In my first college poetry class we were supposed to write in meter based on model poems by Yeats and Pound. My efforts frustrated both me and the professor. I recall one poem about the whooshing sounds of cars in rain.
After the last session, I picked up my work at the professor’s office and asked, my knees shaking, “Do I have any talent?”
He was a kind person. He pushed his scraggly hair behind his ears as if he were thinking. I’d earned a B- even though I did every assignment and missed no classes. “Probably not,” he said softly, looking down.
“Thank you,” I said, and walked back to my dorm. I felt like a grafted apple tree: part of me dejected, another part defiant and disbelieving.
The defiant part led me to another poetry workshop the following year. This time, students drove the discussion and we read contemporary poems.

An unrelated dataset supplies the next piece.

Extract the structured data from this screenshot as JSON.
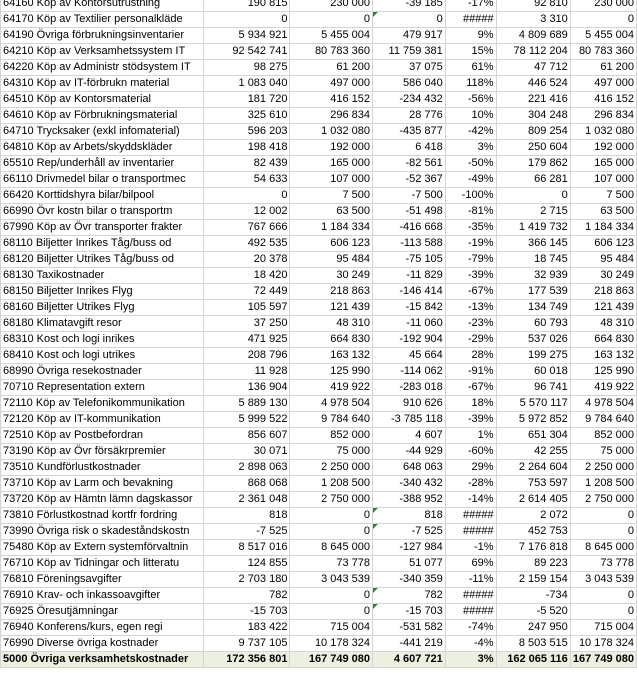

I earned an “A.” Many years later, the professor told me that every student who did the work earned an A. His approach was as encouraging as the first instructor’s was discouraging, but from that discouragement, I learned that teachers don’t hold the keys to their students’ talent.
I believe that every human being is born with talent for making art: visual, literary, kinesthetic, or musical. Some lucky souls are born with multiple talents. And people gravitate toward subjects they have a gift for, so nearly everyone in a writing workshop has writing talent.
But no one—not even the writer—can predict if or when talent might bloom into art that others recognize as good. Some people bloom early, others late, some not at all. In the latter category are those whose economic circumstances permit no leisure and no materials for art. Instead of painting canvases, Alice Walker’s mother created gardens.
Artists must have enough ego to make art and enough humility to improve it. They must be open to change. They must be their own toughest critics, and be able to absorb the criticism they need to improve. Yet they must also be sustained by their own joy in making. That quality—call it grit—got me through many years of writing poems without recognition and despite discouragement.
My aunt said, “Why write if you’re not getting published?” Having editors who don’t know you publish your work is one kind of success. In my late thirties, I learned—with the help of a critique group—to write past clichés, and I also found editors happy to publish my poems. Just as important, I trusted my pleasure in making them.
I’ve been teaching creative writing for more than 30 years now. Students sometimes ask me, “Do I have talent?” I tell them my story, and I quote Joyce Carol Oates, “There is only the work.” And then I say, “Of course you have talent, but you must not need praise.” I say, “Make art regardless of whether anyone approves—or even notices.”